# Bottle suppliers



## Double Daylo (Sep 5, 2016)

We are getting to the point where my free bottle supplier isn't able to keep up/we might be losing the supplier. I am to the point where I like all my bottles to be the same shape and color so I am in the market. Does anyone buy bottles? I would probably be buying them 250 at a time or so.


----------



## Johnd (Sep 5, 2016)

Double Daylo said:


> We are getting to the point where my free bottle supplier isn't able to keep up/we might be losing the supplier. I am to the point where I like all my bottles to be the same shape and color so I am in the market. Does anyone buy bottles? I would probably be buying them 250 at a time or so.



I buy all of my bottles, and only reuse ones that I've bought, I also like to bottle my wine batches in all of the same size and shape bottles. You can find good deals on bottles on line, a buck each or less, but shipping usually ruins the deal unless you have something else shipping anyway.

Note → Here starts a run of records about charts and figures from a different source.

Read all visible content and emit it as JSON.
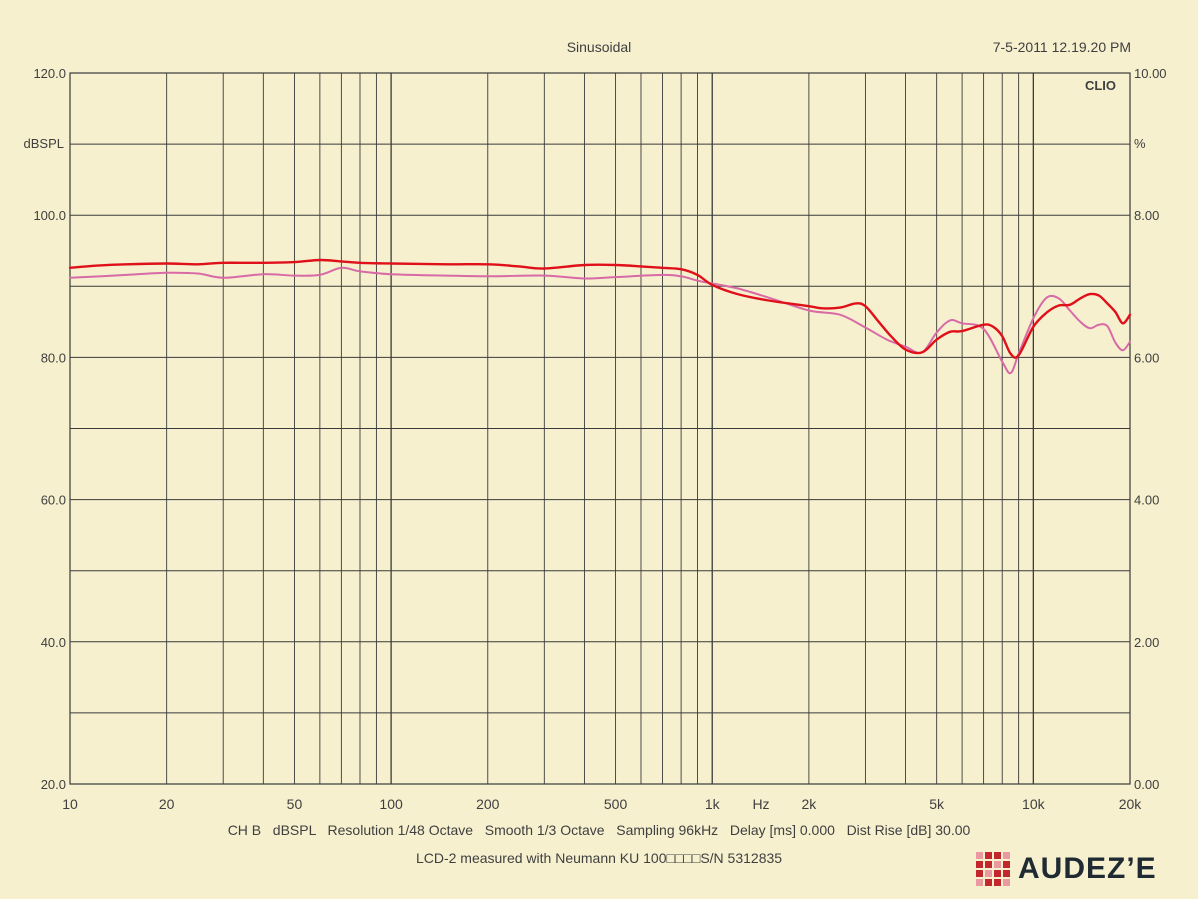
{
  "header": {
    "title": "Sinusoidal",
    "timestamp": "7-5-2011 12.19.20 PM",
    "brand": "CLIO"
  },
  "footer": {
    "settings_line": "CH B   dBSPL   Resolution 1/48 Octave   Smooth 1/3 Octave   Sampling 96kHz   Delay [ms] 0.000   Dist Rise [dB] 30.00",
    "caption": "LCD-2 measured with Neumann KU 100□□□□S/N 5312835",
    "logo_text": "AUDEZ’E"
  },
  "colors": {
    "background": "#f6f0cf",
    "grid": "#3a3a3a",
    "series_red": "#e0101a",
    "series_pink": "#d86aa6",
    "logo_red": "#c2272d",
    "logo_text": "#1f2a33"
  },
  "chart_data": {
    "type": "line",
    "title": "Sinusoidal",
    "x_scale": "log",
    "xlim": [
      10,
      20000
    ],
    "ylim": [
      20,
      120
    ],
    "y2lim": [
      0,
      10
    ],
    "xlabel": "Hz",
    "ylabel": "dBSPL",
    "y2label": "%",
    "grid": true,
    "x_ticks": [
      {
        "value": 10,
        "label": "10"
      },
      {
        "value": 20,
        "label": "20"
      },
      {
        "value": 50,
        "label": "50"
      },
      {
        "value": 100,
        "label": "100"
      },
      {
        "value": 200,
        "label": "200"
      },
      {
        "value": 500,
        "label": "500"
      },
      {
        "value": 1000,
        "label": "1k"
      },
      {
        "value": 2000,
        "label": "2k"
      },
      {
        "value": 5000,
        "label": "5k"
      },
      {
        "value": 10000,
        "label": "10k"
      },
      {
        "value": 20000,
        "label": "20k"
      }
    ],
    "y_ticks": [
      {
        "value": 120,
        "label": "120.0"
      },
      {
        "value": 100,
        "label": "100.0"
      },
      {
        "value": 80,
        "label": "80.0"
      },
      {
        "value": 60,
        "label": "60.0"
      },
      {
        "value": 40,
        "label": "40.0"
      },
      {
        "value": 20,
        "label": "20.0"
      }
    ],
    "y2_ticks": [
      {
        "value": 10,
        "label": "10.00"
      },
      {
        "value": 8,
        "label": "8.00"
      },
      {
        "value": 6,
        "label": "6.00"
      },
      {
        "value": 4,
        "label": "4.00"
      },
      {
        "value": 2,
        "label": "2.00"
      },
      {
        "value": 0,
        "label": "0.00"
      }
    ],
    "series": [
      {
        "color": "#e0101a",
        "x": [
          10,
          12,
          15,
          20,
          25,
          30,
          40,
          50,
          60,
          70,
          80,
          100,
          150,
          200,
          250,
          300,
          400,
          500,
          600,
          700,
          800,
          900,
          1000,
          1200,
          1500,
          2000,
          2200,
          2500,
          2800,
          3000,
          3300,
          3600,
          4000,
          4500,
          5000,
          5500,
          6000,
          7000,
          7500,
          8000,
          8500,
          9000,
          10000,
          11000,
          12000,
          13000,
          14000,
          15000,
          16000,
          17000,
          18000,
          19000,
          20000
        ],
        "y": [
          92.6,
          92.9,
          93.1,
          93.2,
          93.1,
          93.3,
          93.3,
          93.4,
          93.7,
          93.5,
          93.3,
          93.2,
          93.1,
          93.1,
          92.8,
          92.5,
          93.0,
          93.0,
          92.8,
          92.6,
          92.4,
          91.6,
          90.2,
          88.9,
          88.0,
          87.2,
          86.9,
          87.0,
          87.6,
          87.2,
          85.0,
          83.0,
          81.1,
          80.7,
          82.5,
          83.6,
          83.7,
          84.6,
          84.3,
          83.0,
          80.5,
          80.3,
          84.3,
          86.3,
          87.3,
          87.4,
          88.3,
          88.9,
          88.7,
          87.6,
          86.4,
          84.8,
          86.0
        ]
      },
      {
        "color": "#d86aa6",
        "x": [
          10,
          15,
          20,
          25,
          30,
          40,
          50,
          60,
          70,
          80,
          100,
          150,
          200,
          300,
          400,
          500,
          700,
          800,
          900,
          1000,
          1200,
          1500,
          2000,
          2500,
          3000,
          3500,
          4000,
          4500,
          5000,
          5500,
          6000,
          7000,
          8000,
          8500,
          9000,
          10000,
          11000,
          12000,
          13000,
          14000,
          15000,
          16000,
          17000,
          18000,
          19000,
          20000
        ],
        "y": [
          91.2,
          91.6,
          91.9,
          91.8,
          91.2,
          91.7,
          91.5,
          91.6,
          92.6,
          92.1,
          91.7,
          91.5,
          91.4,
          91.5,
          91.1,
          91.3,
          91.6,
          91.4,
          90.8,
          90.4,
          89.7,
          88.4,
          86.6,
          86.0,
          84.2,
          82.5,
          81.5,
          80.7,
          83.5,
          85.2,
          84.8,
          84.0,
          79.4,
          77.8,
          80.5,
          85.5,
          88.4,
          88.3,
          86.6,
          85.0,
          84.1,
          84.6,
          84.4,
          82.1,
          81.0,
          82.2
        ]
      }
    ]
  }
}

I end up buying mine in 10 or 15 case orders from my LHBS.


----------



## Boatboy24 (Sep 5, 2016)

You won't find them cheaply, once you add shipping. But check MoreWine and Shore Container. Play around with different amounts - it may cost the same to ship one case of bottles as it does for 3. As you 'size up', there should be similar scenarios.


----------



## ceeaton (Sep 5, 2016)

Try visiting a local winery. Our LHBS sells used bottles (the winery uses them for tastings and can't reuse them) from a local winery (Nissley's). They are usually in really good shape and cost $4.99 per case of 12 - 750's, but I'm sure if we took a trek to the winery, we could get them in bulk much cheaper (we're just too lazy).


----------



## richmke (Sep 6, 2016)

Where are you located? You could order from a manufacturer/distributor. some sell by the pallet (about 1,000 bottles).


----------



## Double Daylo (Sep 6, 2016)

Thanks for the tips all. I will look at local winery's if they sell used bottles. 

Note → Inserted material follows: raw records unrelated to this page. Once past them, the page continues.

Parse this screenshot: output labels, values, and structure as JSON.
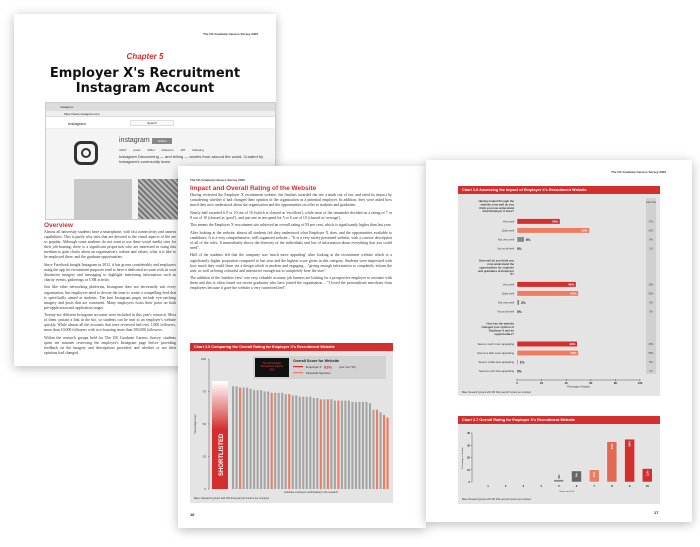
{
  "running_header": "The UK Graduate Careers Survey 2020",
  "page1": {
    "chapter": "Chapter 5",
    "title_line1": "Employer X's Recruitment",
    "title_line2": "Instagram Account",
    "browser": {
      "tab": "Instagram",
      "url": "https://www.instagram.com",
      "app": "Instagram",
      "search_placeholder": "Search",
      "profile_name": "instagram",
      "follow_label": "Follow",
      "stats": "4,847 posts  325m followers  187 following",
      "bio": "Instagram Discovering — and telling — stories from around the world. Curated by Instagram's community team."
    },
    "section_heading": "Overview",
    "paragraphs": [
      "Almost all university students have a smartphone, with fast connectivity and camera capabilities. This is partly why sites that are devoted to the visual aspects of life are so popular. Although some students do not want to use these social media sites for their job-hunting, there is a significant proportion who are interested in using this medium to gain clarity about an organisation's culture and values, what it is like to be employed there, and the graduate opportunities.",
      "Since Facebook bought Instagram in 2012, it has grown considerably and employers using the app for recruitment purposes tend to have a dedicated account with its own distinctive imagery and messaging to highlight interesting information such as charity events, gatherings or CSR activity.",
      "Just like other networking platforms, Instagram does not necessarily suit every organisation, but employers need to devote the time to create a compelling feed that is specifically aimed at students. The best Instagram pages include eye-catching imagery and posts that are consistent. Many employers focus their posts on both pre-application and application stages.",
      "Twenty-six different Instagram accounts were included in this year's research. Most of them contain a link in the bio, so students can be sent to an employer's website quickly. While almost all the accounts that were reviewed had over 1,000 followers, more than 10,000 followers with two boasting more than 350,000 followers.",
      "Within the research groups held for The UK Graduate Careers Survey, students spent ten minutes reviewing the employer's Instagram page before providing feedback on the imagery and descriptions provided, and whether or not their opinions had changed."
    ]
  },
  "page2": {
    "heading": "Impact and Overall Rating of the Website",
    "paragraphs": [
      "Having reviewed the Employer X recruitment website, the finalists awarded the site a mark out of ten, and rated its impact by considering whether it had changed their opinion of the organisation as a potential employer. In addition, they were asked how much they now understood about the organisation and the opportunities on offer to students and graduates.",
      "Nearly half awarded it 9 or 10 out of 10 (which is classed as 'excellent'), while most of the remainder decided on a rating of 7 or 8 out of 10 (classed as 'good'), and just one in ten opted for 5 or 6 out of 10 (classed as 'average').",
      "This means the Employer X recruitment site achieved an overall rating of 83 per cent, which is significantly higher than last year.",
      "After looking at the website, almost all students felt they understood what Employer X does, and the opportunities available to candidates. It is a very comprehensive, well organised website – \"It is a very nicely presented website, with a concise description of all of the roles. It immediately shows the diversity of the individuals and lots of information about everything that you could need\".",
      "Half of the students felt that the company was 'much more appealing' after looking at the recruitment website which is a significantly higher proportion compared to last year and the highest score given in this category. Students were impressed with how much they could learn via a design which is modern and engaging – \"giving enough information to completely inform the user, as well as being colourful and interactive enough not to completely bore the user\".",
      "The addition of the 'insiders view' was very valuable as many job hunters are looking for a prospective employer to resonate with them and this is often found via recent graduates who have joined the organisation – \"I loved the personalised anecdotes from employees because it gave the website a very connected feel\"."
    ],
    "page_number": "16"
  },
  "page3": {
    "page_number": "17"
  },
  "colors": {
    "accent": "#d32f2f",
    "light_accent": "#ef7b61",
    "grey_bar": "#999999",
    "panel": "#e4e4e4"
  },
  "chart_data": [
    {
      "id": "chart-2-5",
      "type": "bar",
      "title": "Chart 2.5  Comparing the Overall Rating for Employer X's Recruitment Website",
      "ylabel": "Percentage score",
      "xlabel": "Graduate employers participating in the research",
      "ylim": [
        0,
        100
      ],
      "yticks": [
        0,
        25,
        50,
        75,
        100
      ],
      "legend_title": "Overall Score for Website",
      "badge": "The UK Graduate Recruitment Awards 2020",
      "highlight_label": "SHORTLISTED",
      "series": [
        {
          "name": "Employer X",
          "value": 83,
          "note": "(Last Year 79%)",
          "color": "#d32f2f"
        },
        {
          "name": "Financial Services",
          "color": "#ef7b61"
        }
      ],
      "values": [
        79,
        79,
        78,
        78,
        78,
        77,
        76,
        76,
        76,
        75,
        75,
        74,
        74,
        74,
        74,
        73,
        73,
        72,
        72,
        71,
        71,
        71,
        71,
        70,
        70,
        69,
        69,
        69,
        69,
        68,
        68,
        68,
        68,
        68,
        67,
        67,
        67,
        67,
        67,
        66,
        61,
        61,
        59,
        57,
        55
      ],
      "financial_services_index": [
        2,
        11,
        16,
        25,
        27,
        30,
        41,
        43,
        44
      ],
      "source": "Base: Research groups with 184 final year job hunters per employer"
    },
    {
      "id": "chart-2-6",
      "type": "bar",
      "orientation": "horizontal",
      "title": "Chart 2.6  Assessing the Impact of Employer X's Recruitment Website",
      "xlabel": "Percentage of finalists",
      "xlim": [
        0,
        100
      ],
      "xticks": [
        0,
        20,
        40,
        60,
        80,
        100
      ],
      "last_year_label": "Last Year",
      "groups": [
        {
          "question": "Having looked through the website, how well do you think you now understand what Employer X does?",
          "items": [
            {
              "label": "Very well",
              "value": 35,
              "last_year": "27%"
            },
            {
              "label": "Quite well",
              "value": 59,
              "last_year": "63%"
            },
            {
              "label": "Not very well",
              "value": 6,
              "last_year": "9%"
            },
            {
              "label": "Not at all well",
              "value": 0,
              "last_year": "1%"
            }
          ]
        },
        {
          "question": "How well do you think you now understand the opportunities for students and graduates at Employer X?",
          "items": [
            {
              "label": "Very well",
              "value": 48,
              "last_year": "33%"
            },
            {
              "label": "Quite well",
              "value": 50,
              "last_year": "55%"
            },
            {
              "label": "Not very well",
              "value": 2,
              "last_year": "8%"
            },
            {
              "label": "Not at all well",
              "value": 0,
              "last_year": "3%"
            }
          ]
        },
        {
          "question": "How has the website changed your opinion of Employer X and its opportunities?",
          "items": [
            {
              "label": "Seems much more appealing",
              "value": 49,
              "last_year": "36%"
            },
            {
              "label": "Seems a little more appealing",
              "value": 50,
              "last_year": "55%"
            },
            {
              "label": "Seems a little less appealing",
              "value": 1,
              "last_year": "8%"
            },
            {
              "label": "Seems much less appealing",
              "value": 0,
              "last_year": "1%"
            }
          ]
        }
      ],
      "source": "Base: Research groups with 184 final year job hunters per employer"
    },
    {
      "id": "chart-2-7",
      "type": "bar",
      "title": "Chart 2.7  Overall Rating for Employer X's Recruitment Website",
      "ylabel": "Percentage of finalists",
      "xlabel": "Score out of 10",
      "ylim": [
        0,
        40
      ],
      "yticks": [
        0,
        10,
        20,
        30,
        40
      ],
      "categories": [
        "1",
        "2",
        "3",
        "4",
        "5",
        "6",
        "7",
        "8",
        "9",
        "10"
      ],
      "values": [
        0,
        0,
        0,
        0,
        2,
        9,
        10,
        33,
        35,
        11
      ],
      "source": "Base: Research groups with 184 final year job hunters per employer"
    }
  ]
}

Rich I am in Milwaukee which I assume you are as well.


----------



## richmke (Sep 6, 2016)

http://bottles-and-jars.wbbottle.co...71?&plpver=10&origin=keyword&by=prod&filter=0


In Port Washington, you can get used bottles from:
http://www.vinestocellar.com/

The problem is removing the labels. Last I checked, they are "free" for a donation (I forgot the charity).

In Brookfield, this place may have some:
https://www.water2wine.us/milwaukee/home

I never tried this: Ask the Wisconsin Center District, or a hotel, for their used bottles (they throw them away). You tend to get a lot of the same bottle because they only offer a couple of wines at any particular event. You may also get a lot of screw type.


----------



## richmke (Sep 6, 2016)

http://milwaukee.craigslist.org/hsh/5752175135.html


----------



## codeman (Sep 6, 2016)

Where can you buy bottles in bulk? Like 5,000+ at a time?


----------



## NorCal (Sep 7, 2016)

I just got this from our local distributor, 20 case minimum


----------



## Throwdown (Sep 8, 2016)

20 cases for that pricing isn't bad at all. I found similar pricing but it was on a pallet ~96 cases


----------



## Double Daylo (Sep 9, 2016)

I'll talk to my LHBS. I'd be all over that price for 20 cases of new bottles.


----------



## winehomie (Oct 4, 2016)

I know this may sound weird, but I have bottled in used beer bottles before. Went to a local bar and got all I could ever use out of the trash for free, they were glad to not have to pay for hauling them off, then bought new caps online ($4.99 for 100) and they worked great. smaller bottles but can't beat the price, and with it usually just being my wife and I drinking the wine the smaller bottles worked out nicely.


----------



## Bat-man94 (Mar 21, 2017)

*I can't find Bocksbeutel bottles*

I am just getting started and I know it would be simpler starting out with a more common wine bottle but I really like the style of the Bocksbeutel wine bottles that are typically used for German wines. I would really like to purchase a good amount of them but I have searched and searched and can't seem to find any place to buy them! Does anyone have an idea as to where I might be able to find them?


----------